While the spending bill worked its way through Congress, increasing numbers of
Democrats sought to put conditions on the military aid to Israel, particularly after
an Israeli air strike on April 1 killed seven aid workers from World Central
Kitchen, an international food charity. The funding package does provide $9
billion in humanitarian assistance for the conflict, but the efforts to impose
conditions for Israeli military aid failed.
Taiwan and underwater defenses
against China
A rising concern for the US defense community—and a subject
of “war gaming” simulations that Metrick has carried out—is an amphibious
invasion of Taiwan from China. The rising risk of that scenario has driven the
US to build and deploy larger numbers of advanced submarines, Metrick says. A
bigger fleet of these submarines would be more likely to keep attacks from
China at bay, thereby protecting Taiwan.
The trouble is that the US shipbuilding effort, experts say,
is too slow. It’s been hampered by
budget cuts and labor shortages, but the new aid bill aims to jump-start it. It
will provide $3.3 billion to do so, specifically for the production of
Columbia-class submarines, which carry nuclear weapons, and Virginia-class
submarines, which carry conventional weapons.
Though these funds aim to support Taiwan by building up the
US supply of submarines, the package also includes more direct support, like $2
billion to help it purchase weapons and defense equipment from the US.
The US’s Iranian drone problem
Shahed drones are used almost daily on the Russia-Ukraine
battlefield, and Iran launched more than 100 against Israel earlier this month.
Produced by Iran and resembling model planes, the drones are fast, cheap, and
lightweight, capable of being launched from the back of a pickup truck. They’re
used frequently for potent one-way attacks, where they detonate upon reaching
their target. US experts say the technology is tipping the scales toward
Russian and Iranian military groups and their allies.

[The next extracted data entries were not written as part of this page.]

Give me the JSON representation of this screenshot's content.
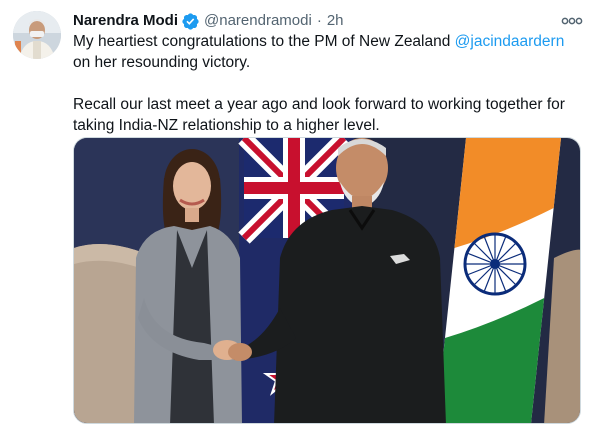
{
  "tweet": {
    "author_name": "Narendra Modi",
    "author_handle": "@narendramodi",
    "separator": "·",
    "timestamp": "2h",
    "text_line1_before_mention": "My heartiest congratulations to the PM of New Zealand ",
    "mention": "@jacindaardern",
    "text_line1_after_mention": " on her resounding victory.",
    "text_paragraph2": "Recall our last meet a year ago and look forward to working together for taking India-NZ relationship to a higher level."
  },
  "icons": {
    "verified": "verified-badge-icon",
    "more": "more-options-icon"
  },
  "colors": {
    "mention": "#1d9bf0",
    "verified": "#1d9bf0",
    "secondary_text": "#536471",
    "primary_text": "#0f1419"
  }
}
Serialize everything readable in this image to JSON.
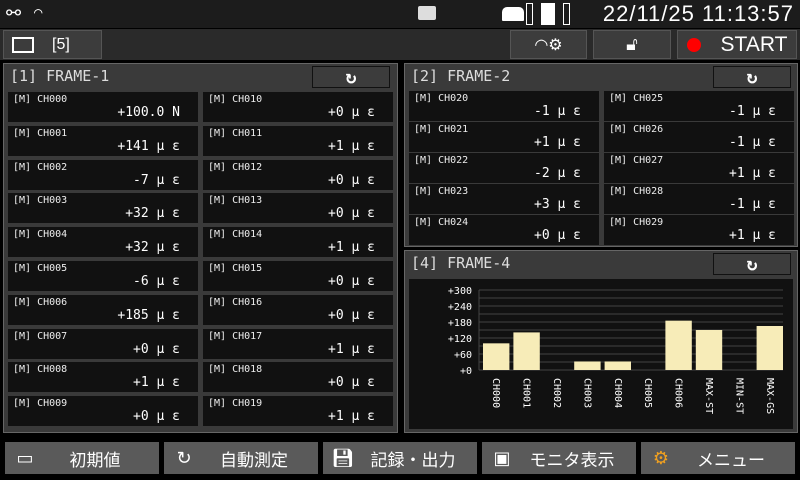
{
  "status": {
    "datetime": "22/11/25 11:13:57"
  },
  "toolbar": {
    "monitor_label": "[5]",
    "start_label": "START"
  },
  "frame1": {
    "title": "[1] FRAME-1",
    "cells": [
      {
        "name": "[M] CH000",
        "value": "+100.0 N"
      },
      {
        "name": "[M] CH001",
        "value": "+141 μ ε"
      },
      {
        "name": "[M] CH002",
        "value": "-7 μ ε"
      },
      {
        "name": "[M] CH003",
        "value": "+32 μ ε"
      },
      {
        "name": "[M] CH004",
        "value": "+32 μ ε"
      },
      {
        "name": "[M] CH005",
        "value": "-6 μ ε"
      },
      {
        "name": "[M] CH006",
        "value": "+185 μ ε"
      },
      {
        "name": "[M] CH007",
        "value": "+0 μ ε"
      },
      {
        "name": "[M] CH008",
        "value": "+1 μ ε"
      },
      {
        "name": "[M] CH009",
        "value": "+0 μ ε"
      },
      {
        "name": "[M] CH010",
        "value": "+0 μ ε"
      },
      {
        "name": "[M] CH011",
        "value": "+1 μ ε"
      },
      {
        "name": "[M] CH012",
        "value": "+0 μ ε"
      },
      {
        "name": "[M] CH013",
        "value": "+0 μ ε"
      },
      {
        "name": "[M] CH014",
        "value": "+1 μ ε"
      },
      {
        "name": "[M] CH015",
        "value": "+0 μ ε"
      },
      {
        "name": "[M] CH016",
        "value": "+0 μ ε"
      },
      {
        "name": "[M] CH017",
        "value": "+1 μ ε"
      },
      {
        "name": "[M] CH018",
        "value": "+0 μ ε"
      },
      {
        "name": "[M] CH019",
        "value": "+1 μ ε"
      }
    ]
  },
  "frame2": {
    "title": "[2] FRAME-2",
    "cells": [
      {
        "name": "[M] CH020",
        "value": "-1 μ ε"
      },
      {
        "name": "[M] CH021",
        "value": "+1 μ ε"
      },
      {
        "name": "[M] CH022",
        "value": "-2 μ ε"
      },
      {
        "name": "[M] CH023",
        "value": "+3 μ ε"
      },
      {
        "name": "[M] CH024",
        "value": "+0 μ ε"
      },
      {
        "name": "[M] CH025",
        "value": "-1 μ ε"
      },
      {
        "name": "[M] CH026",
        "value": "-1 μ ε"
      },
      {
        "name": "[M] CH027",
        "value": "+1 μ ε"
      },
      {
        "name": "[M] CH028",
        "value": "-1 μ ε"
      },
      {
        "name": "[M] CH029",
        "value": "+1 μ ε"
      }
    ]
  },
  "frame4": {
    "title": "[4] FRAME-4"
  },
  "chart_data": {
    "type": "bar",
    "categories": [
      "CH000",
      "CH001",
      "CH002",
      "CH003",
      "CH004",
      "CH005",
      "CH006",
      "MAX-ST",
      "MIN-ST",
      "MAX-GS"
    ],
    "values": [
      100,
      141,
      0,
      32,
      32,
      0,
      185,
      150,
      0,
      165
    ],
    "ylim": [
      0,
      300
    ],
    "yticks": [
      "+0",
      "+60",
      "+120",
      "+180",
      "+240",
      "+300"
    ],
    "bar_color": "#f7ecb8"
  },
  "bottom": [
    "初期値",
    "自動測定",
    "記録・出力",
    "モニタ表示",
    "メニュー"
  ],
  "colors": {
    "record": "#ff0000",
    "menu_icon": "#f0a020"
  }
}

The trouble of combating them is partly one of cost.
Shooting down the drones, which can be bought for as little as $40,000, can
cost millions in ammunition.
“Shooting down Shaheds with an expensive missile is not, in
the long term, a winning proposition,” Metrick says. “That’s what the Iranians,
I think, are banking on. They can wear people down.”
This week’s aid package renewed White House calls for
stronger sanctions aimed at curbing production of the drones. The United
Nations previously passed rules restricting any drone-related material from
entering or leaving Iran, but those expired in October. The US now wants them
reinstated.
Even if that happens, it’s unlikely the rules would do much
to contain the Shahed’s dominance. The components of the drones are not all
that complex or hard to obtain to begin with, but experts also say that Iran
has built a sprawling global supply chain to acquire the materials needed to
manufacture them and has worked
with Russia to build factories.
“Sanctions regimes are pretty dang leaky,” Metrick says.
“They [Iran] have friends all around the world.”